Пока подползала цепь, раскинувшаяся по кустам, он все же овладел собою, и его маленькая собранная фигурка, с уверенными, точными движениями, по-прежнему предстала перед людьми как олицетворение некоего безошибочного плана, в который люди верили по привычке и по внутренней необходимости.
Эскадрон был уже так близко, что слышен был конский топот и сдержанный говор всадников, — можно было различить даже отдельные лица.

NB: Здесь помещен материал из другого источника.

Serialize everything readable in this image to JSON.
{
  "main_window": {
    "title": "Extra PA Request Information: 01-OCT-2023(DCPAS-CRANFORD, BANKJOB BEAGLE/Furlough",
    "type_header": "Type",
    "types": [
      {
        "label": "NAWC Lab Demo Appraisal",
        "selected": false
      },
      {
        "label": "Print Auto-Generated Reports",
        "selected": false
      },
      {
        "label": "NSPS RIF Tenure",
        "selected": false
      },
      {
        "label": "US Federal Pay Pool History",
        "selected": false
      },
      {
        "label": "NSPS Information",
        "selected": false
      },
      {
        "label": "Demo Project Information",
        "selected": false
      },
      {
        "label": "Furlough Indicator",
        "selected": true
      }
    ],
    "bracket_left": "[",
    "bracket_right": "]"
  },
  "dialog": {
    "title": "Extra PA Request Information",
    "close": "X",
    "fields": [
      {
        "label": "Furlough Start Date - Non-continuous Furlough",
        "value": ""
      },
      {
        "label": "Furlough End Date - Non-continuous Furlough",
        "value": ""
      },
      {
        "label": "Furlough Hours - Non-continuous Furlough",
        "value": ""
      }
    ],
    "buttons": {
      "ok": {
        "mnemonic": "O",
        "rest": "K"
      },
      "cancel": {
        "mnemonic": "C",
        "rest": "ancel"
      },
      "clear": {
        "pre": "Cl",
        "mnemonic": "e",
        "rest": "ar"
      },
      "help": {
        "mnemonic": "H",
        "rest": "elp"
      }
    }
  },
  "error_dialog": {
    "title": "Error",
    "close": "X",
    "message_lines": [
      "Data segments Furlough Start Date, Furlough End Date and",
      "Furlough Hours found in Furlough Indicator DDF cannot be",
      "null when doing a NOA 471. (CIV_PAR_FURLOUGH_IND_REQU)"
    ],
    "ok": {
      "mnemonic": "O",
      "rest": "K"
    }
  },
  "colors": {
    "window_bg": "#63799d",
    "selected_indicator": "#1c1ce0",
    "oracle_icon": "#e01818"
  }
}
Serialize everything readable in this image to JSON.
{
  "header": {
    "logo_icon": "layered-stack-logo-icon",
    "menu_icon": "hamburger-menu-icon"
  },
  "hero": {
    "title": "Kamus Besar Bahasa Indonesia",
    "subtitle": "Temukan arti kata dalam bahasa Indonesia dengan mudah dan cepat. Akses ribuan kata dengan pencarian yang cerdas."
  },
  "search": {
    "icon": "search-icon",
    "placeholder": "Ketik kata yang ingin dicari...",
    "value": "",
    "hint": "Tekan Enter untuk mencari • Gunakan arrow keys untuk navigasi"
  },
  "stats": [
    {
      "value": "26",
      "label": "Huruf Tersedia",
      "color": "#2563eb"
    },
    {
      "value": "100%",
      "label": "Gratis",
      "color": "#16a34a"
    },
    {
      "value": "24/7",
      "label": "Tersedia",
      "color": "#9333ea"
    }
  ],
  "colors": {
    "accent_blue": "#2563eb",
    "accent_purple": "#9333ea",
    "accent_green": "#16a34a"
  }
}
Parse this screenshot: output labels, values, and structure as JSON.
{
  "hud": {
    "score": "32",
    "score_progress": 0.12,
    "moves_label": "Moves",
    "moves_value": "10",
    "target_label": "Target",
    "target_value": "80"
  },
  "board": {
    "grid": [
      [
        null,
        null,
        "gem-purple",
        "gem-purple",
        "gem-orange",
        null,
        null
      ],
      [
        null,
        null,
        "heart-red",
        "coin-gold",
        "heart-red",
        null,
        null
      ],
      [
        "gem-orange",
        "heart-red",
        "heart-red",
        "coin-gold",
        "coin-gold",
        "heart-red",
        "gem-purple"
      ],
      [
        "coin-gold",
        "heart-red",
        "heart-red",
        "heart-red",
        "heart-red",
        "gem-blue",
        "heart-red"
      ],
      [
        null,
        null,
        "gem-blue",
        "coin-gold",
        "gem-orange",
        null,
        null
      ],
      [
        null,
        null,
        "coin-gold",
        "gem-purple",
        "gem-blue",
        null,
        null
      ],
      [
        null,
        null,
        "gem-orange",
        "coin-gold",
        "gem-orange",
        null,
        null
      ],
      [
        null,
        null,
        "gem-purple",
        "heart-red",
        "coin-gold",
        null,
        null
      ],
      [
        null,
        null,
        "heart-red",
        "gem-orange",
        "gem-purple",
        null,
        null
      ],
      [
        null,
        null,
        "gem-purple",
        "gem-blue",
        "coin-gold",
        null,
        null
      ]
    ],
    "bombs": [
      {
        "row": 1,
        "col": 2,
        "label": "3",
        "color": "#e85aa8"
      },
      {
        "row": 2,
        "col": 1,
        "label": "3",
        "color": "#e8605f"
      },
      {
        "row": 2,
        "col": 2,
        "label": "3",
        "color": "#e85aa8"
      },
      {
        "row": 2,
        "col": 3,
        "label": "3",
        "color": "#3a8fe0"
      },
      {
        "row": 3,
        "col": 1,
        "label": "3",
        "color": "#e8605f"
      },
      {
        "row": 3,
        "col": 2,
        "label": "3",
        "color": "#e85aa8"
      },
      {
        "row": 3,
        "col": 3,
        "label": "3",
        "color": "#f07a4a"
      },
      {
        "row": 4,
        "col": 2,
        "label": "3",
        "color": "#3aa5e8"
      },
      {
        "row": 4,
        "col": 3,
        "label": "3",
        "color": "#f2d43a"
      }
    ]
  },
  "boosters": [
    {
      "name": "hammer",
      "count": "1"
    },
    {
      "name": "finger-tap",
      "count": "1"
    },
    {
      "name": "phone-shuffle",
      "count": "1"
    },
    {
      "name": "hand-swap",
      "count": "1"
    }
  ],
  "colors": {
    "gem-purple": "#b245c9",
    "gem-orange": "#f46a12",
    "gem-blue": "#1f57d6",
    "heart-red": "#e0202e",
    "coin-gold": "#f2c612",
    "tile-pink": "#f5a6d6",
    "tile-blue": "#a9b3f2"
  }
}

Левинсон видел их выражения — особенно у одного красивого и полного офицера, только что выехавшего вперед с трубкой в зубах и очень плохо державшегося в седле.
«Вот зверь, должно быть, — подумал Левинсон, задержавшись на нем взглядом и невольно приписывая этому красивому офицеру все те ужасные качества, которые обычно приписываются врагу. — Но как бьется у меня сердце!.. Или стрелять уже? стрелять?.. Нет, возле той березы с ободранной корой… Но почему он так плохо держится?.. Ведь как же нело…»
— Взво-о-од! — закричал он вдруг тонким протяжным голосом (как раз в это мгновенье эскадрон поравнялся с березой с ободранной корой). — Пли!..
Красивый офицер, услыхав первые звуки его голоса, удивленно поднял голову. Но в ту же секунду фуражка слетела с его головы, и лицо его приняло невероятно испуганное и беспомощное выражение.
— Пли!.. — снова крикнул Левинсон и выстрелил сам, стараясь попасть в красивого офицера.
Эскадрон смешался; многие попадали на землю, но красивый офицер остался в седле, лошадь, оскаля зубы, пятилась под ним. В течение нескольких секунд растерявшиеся люди и лошади, вздымавшиеся на дыбы, бились на одном месте, крича что-то, неслышное из-за выстрелов. Потом из этой сумятицы вырвался отдельный всадник, в черной папахе и в бурке, и заплясал перед эскадроном, сдерживая лошадь напряженным жестом, размахивая шашкой. Остальные, как видно, плохо повиновались ему, — некоторые уже мчались прочь, нахлестывая лошадей; весь эскадрон ринулся за ними. Партизаны повскакали с мест, — наиболее азартные побежали вдогонку, стреляя на ходу.
— Лошадей!.. — кричал Левинсон. — Бакланов, сюда!.. По коням!..
Бакланов со свирепым, перекошенным лицом пронесся мимо, вытянувшись всем телом, откинув понизу руку с шашкой, блестевшей, как слюда, — за ним с лязгом и гиком мчался взвод Метелицы, ощерившись оружием.
Вскоре весь отряд поскакал за ними.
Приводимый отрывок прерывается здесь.